La France insiste sur une formation rapide d’un gouvernement au Liban

  • Durel a déclaré: « La France continuera à fournir une aide urgente au Liban dans plusieurs domaines, notamment l'éducation »
  • L'initiative de sauvetage entreprise par Macron n'a pas encore conduit à la formation d'un gouvernement, trois mois après son lancement

BEYROUTH: La France a exhorté le Liban à « accélérer la formation d'un gouvernement efficace, agréé par tous les partis politiques » pour mettre en œuvre des réformes indispensables et assurer un leadership approprié dans un contexte d’agitations et d'une grave crise économique.

Le conseiller du président français pour le Moyen-Orient et l'Afrique du Nord, Patrick Durel, a tenu une série de réunions jeudi et vendredi, avec des responsables libanais et les chefs des huit blocs parlementaires, dont le représentant du Hezbollah, Mohammed Raad, et le chef du Courant patriotique libre (CPL), Gebran Bassil.

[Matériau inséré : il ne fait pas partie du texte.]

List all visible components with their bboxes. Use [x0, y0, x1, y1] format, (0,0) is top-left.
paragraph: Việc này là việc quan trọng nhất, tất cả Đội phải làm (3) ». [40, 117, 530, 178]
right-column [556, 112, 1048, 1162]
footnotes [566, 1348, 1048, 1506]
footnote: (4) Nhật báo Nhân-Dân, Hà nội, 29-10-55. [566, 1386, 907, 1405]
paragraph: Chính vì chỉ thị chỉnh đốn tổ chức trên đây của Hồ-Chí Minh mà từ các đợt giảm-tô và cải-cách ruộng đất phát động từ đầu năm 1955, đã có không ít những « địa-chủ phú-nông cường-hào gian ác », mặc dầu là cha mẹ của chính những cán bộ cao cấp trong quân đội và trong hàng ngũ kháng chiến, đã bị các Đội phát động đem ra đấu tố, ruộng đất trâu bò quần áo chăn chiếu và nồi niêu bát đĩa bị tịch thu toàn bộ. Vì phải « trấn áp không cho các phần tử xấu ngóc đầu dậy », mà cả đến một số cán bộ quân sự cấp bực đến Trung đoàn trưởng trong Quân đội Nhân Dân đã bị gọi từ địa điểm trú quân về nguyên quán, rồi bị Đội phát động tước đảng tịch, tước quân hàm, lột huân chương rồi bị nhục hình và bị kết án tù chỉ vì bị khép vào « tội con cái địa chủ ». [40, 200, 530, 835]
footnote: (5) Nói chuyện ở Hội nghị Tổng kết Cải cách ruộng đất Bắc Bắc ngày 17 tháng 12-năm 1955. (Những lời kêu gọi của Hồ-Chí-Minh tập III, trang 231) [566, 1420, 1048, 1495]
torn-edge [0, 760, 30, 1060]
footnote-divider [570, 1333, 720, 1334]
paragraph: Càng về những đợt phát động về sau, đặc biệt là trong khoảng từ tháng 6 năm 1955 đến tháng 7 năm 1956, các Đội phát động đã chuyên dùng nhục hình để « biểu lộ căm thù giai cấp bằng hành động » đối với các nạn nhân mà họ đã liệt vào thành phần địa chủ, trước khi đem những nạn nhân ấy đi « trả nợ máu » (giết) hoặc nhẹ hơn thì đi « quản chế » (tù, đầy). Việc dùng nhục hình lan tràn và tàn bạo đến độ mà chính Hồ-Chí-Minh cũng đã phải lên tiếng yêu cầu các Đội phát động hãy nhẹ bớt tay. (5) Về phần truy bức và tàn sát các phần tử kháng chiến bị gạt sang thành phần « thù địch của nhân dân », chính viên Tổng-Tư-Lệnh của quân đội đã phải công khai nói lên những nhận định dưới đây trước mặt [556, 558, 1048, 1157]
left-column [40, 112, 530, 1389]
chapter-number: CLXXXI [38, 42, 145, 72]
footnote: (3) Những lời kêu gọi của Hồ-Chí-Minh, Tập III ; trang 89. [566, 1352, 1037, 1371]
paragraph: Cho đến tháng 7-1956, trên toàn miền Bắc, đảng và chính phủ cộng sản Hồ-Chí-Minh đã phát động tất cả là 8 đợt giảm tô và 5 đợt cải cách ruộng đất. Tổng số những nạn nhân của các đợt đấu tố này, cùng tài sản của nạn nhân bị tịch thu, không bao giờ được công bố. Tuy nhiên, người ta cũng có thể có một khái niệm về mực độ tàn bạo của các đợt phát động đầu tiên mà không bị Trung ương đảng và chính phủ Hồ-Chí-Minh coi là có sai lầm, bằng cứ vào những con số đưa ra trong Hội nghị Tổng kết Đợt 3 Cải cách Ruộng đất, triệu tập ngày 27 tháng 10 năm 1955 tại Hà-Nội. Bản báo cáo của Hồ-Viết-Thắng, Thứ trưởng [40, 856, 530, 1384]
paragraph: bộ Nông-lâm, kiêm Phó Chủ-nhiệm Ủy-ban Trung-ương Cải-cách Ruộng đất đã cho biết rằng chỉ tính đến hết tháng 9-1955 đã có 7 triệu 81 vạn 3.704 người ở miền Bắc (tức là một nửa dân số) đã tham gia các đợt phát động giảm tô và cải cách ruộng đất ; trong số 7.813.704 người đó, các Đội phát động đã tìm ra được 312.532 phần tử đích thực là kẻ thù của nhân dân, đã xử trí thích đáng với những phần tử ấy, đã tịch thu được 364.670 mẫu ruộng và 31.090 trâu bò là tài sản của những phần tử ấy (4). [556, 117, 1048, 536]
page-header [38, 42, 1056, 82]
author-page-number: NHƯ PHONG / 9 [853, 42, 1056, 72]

Le président Macron avait précédemment rencontré ces personnalités à la résidence des Pins lors de ses deux visites à Beyrouth à la suite de l'explosion du port de Beyrouth le 4 août et à nouveau le 1er septembre.

Lors de sa rencontre avec le président Michel Aoun jeudi, Durel a déclaré: « La France continuera d'apporter une aide urgente au Liban dans plusieurs domaines, notamment l'éducation ».

Durel a également affirmé: « l’accomplissement de la communauté internationale de ses obligations envers le Liban est certainement lié à la mise en œuvre des réformes ».

Trois mois après son lancement, l’initiative de sauvetage de Macron pour le Liban n’a pas encore conduit à la formation d’un gouvernement. Le premier ministre désigné de l'époque, Mustafa Adib, s'est excusé le 26 septembre pour son incapacité à former un gouvernement. Son successeur, Saad Hariri, fait toujours face à des obstacles de formation depuis sa nomination le 22 octobre.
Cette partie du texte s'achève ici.